2 In September 2020, the County’s planning division staff conducted a site visit, posted a notice of Maddox’s application visible from Ridge Avenue, and posted information about the application on the County website. The following month the County posted two more notices about the project on its website and directed interested parties to submit comments by November 11, 2020.

Llusha owns the property immediately north and downslope of the project site. On November 18, 2020, through counsel, she objected that the redesigned retaining wall violated the County’s design review provisions by “creat[ing] unarticulated massing that is incompatible with the neighborhood, and, specifically, [my property].” She asserted the retaining wall failed to provide appropriate separation between the properties, retain healthy native vegetation, and assure adequate landscaping. Furthermore, its appearance from her property was “not as required in the ‘mass and bulk’ findings set forth in the design review ordinance. In fact, the mass and bulk of a proposed structure in close proximity to the shared boundary, and encroaching into [her] property, creates such a looming impact as to completely change the quality of life at [her home].” Llusha also asked the County to delay its decision because she had not been given timely notice.

Llusha’s letter enclosed comments from consulting engineer Michael Watkins, also dated November 18, 2020. Watkins opined the proposed design did not comply with County code provisions applicable to “retaining wall and fence location at the property line” and that it would diminish Llusha’s privacy.

On December 8, 2020, the planning division approved the amended plan. After confirming its receipt of Llusha’s November 18, 2020, letter and reviewing her concerns, it explained: “Pursuant to the Design Review findings that have been made consistent with Section 22.42.060 of the Marin County

3 Development Code below, the project, consisting of a retaining wall and fencing, provides architectural design, massing, materials and scale compatible with the neighborhood and has been designed to avoid adversely affecting the privacy of downslope properties. [Llusha’s residence] is oriented to the northeast with primary views located away from the subject property. Existing mature vegetation is located along the downslope area of the subject property and between the two properties as observed by staff during a site visit on September 22, 2020.” The planning division found the amended project was consistent with the Marin Countywide Plan, the Tamalpais Area Community Plan, and mandatory findings for Design Review approval.

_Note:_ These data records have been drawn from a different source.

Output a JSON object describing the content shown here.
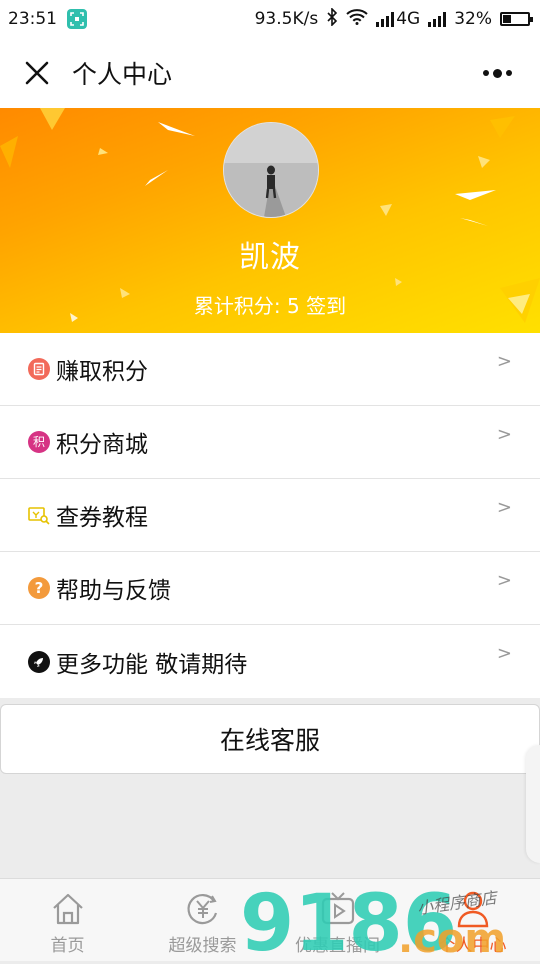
{
  "status_bar": {
    "time": "23:51",
    "net_speed": "93.5K/s",
    "network": "4G",
    "battery": "32%",
    "battery_level": 0.32
  },
  "header": {
    "title": "个人中心",
    "close_icon": "close-icon",
    "more_icon": "more-icon"
  },
  "profile": {
    "name": "凯波",
    "points_line": "累计积分: 5 签到"
  },
  "menu": [
    {
      "label": "赚取积分",
      "icon": "clipboard-icon",
      "color": "#f26a5a"
    },
    {
      "label": "积分商城",
      "icon": "points-mall-icon",
      "color": "#d63384"
    },
    {
      "label": "查券教程",
      "icon": "coupon-search-icon",
      "color": "#e6c200"
    },
    {
      "label": "帮助与反馈",
      "icon": "help-icon",
      "color": "#f39a3c"
    },
    {
      "label": "更多功能 敬请期待",
      "icon": "rocket-icon",
      "color": "#111111"
    }
  ],
  "chevron": ">",
  "service_button": "在线客服",
  "tabs": [
    {
      "label": "首页",
      "icon": "home-icon"
    },
    {
      "label": "超级搜索",
      "icon": "yen-search-icon"
    },
    {
      "label": "优惠直播间",
      "icon": "tv-play-icon"
    },
    {
      "label": "个人中心",
      "icon": "person-icon",
      "active": true
    }
  ],
  "watermark": {
    "text": "9186",
    "suffix": ".com",
    "script": "小程序商店"
  },
  "colors": {
    "accent": "#f05a24",
    "banner_start": "#ff8a00",
    "banner_end": "#ffe000"
  }
}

Llusha appealed to the County’s planning commission. As relevant here, her appeal petition asserted the “depicted wall/height of 9 feet 3 inches” was inconsistent with the County code; its height, bulk, and mass were out of character with the neighborhood and negatively affected her property, walkway, and landscaping; the design review findings were unsupported by substantial evidence; she was not given adequate notice; and an engineering survey was outdated.

On February 5, 2021, several days before the planning commission hearing, Llusha’s attorney wrote the commission reiterating her earlier complaints about the retaining wall and, for the first time, asserting there were significant shortcomings in the engineering of the septic system. Counsel’s letter attached a second report from Watkins, also dated February 5, 2021, criticizing the septic system’s design. In Watkins’s view, the retaining wall and its backfill would “in effect rotate” the property line’s contours, which would “draw the leech [sic] field closer to the property line.” Watkins also expressed concern about

4 the septic system’s interaction with drains at the base of the wall and that “the retaining wall project under consideration and the septic system replacement project have not been well coordinated, and as a result the retaining wall project creates some issues which are not code compliant and not recommended by the design engineer of the septic system project.”

At the February 8, 2021, planning commission hearing, Llusha’s attorney and Watkins testified about Watkins’s reports.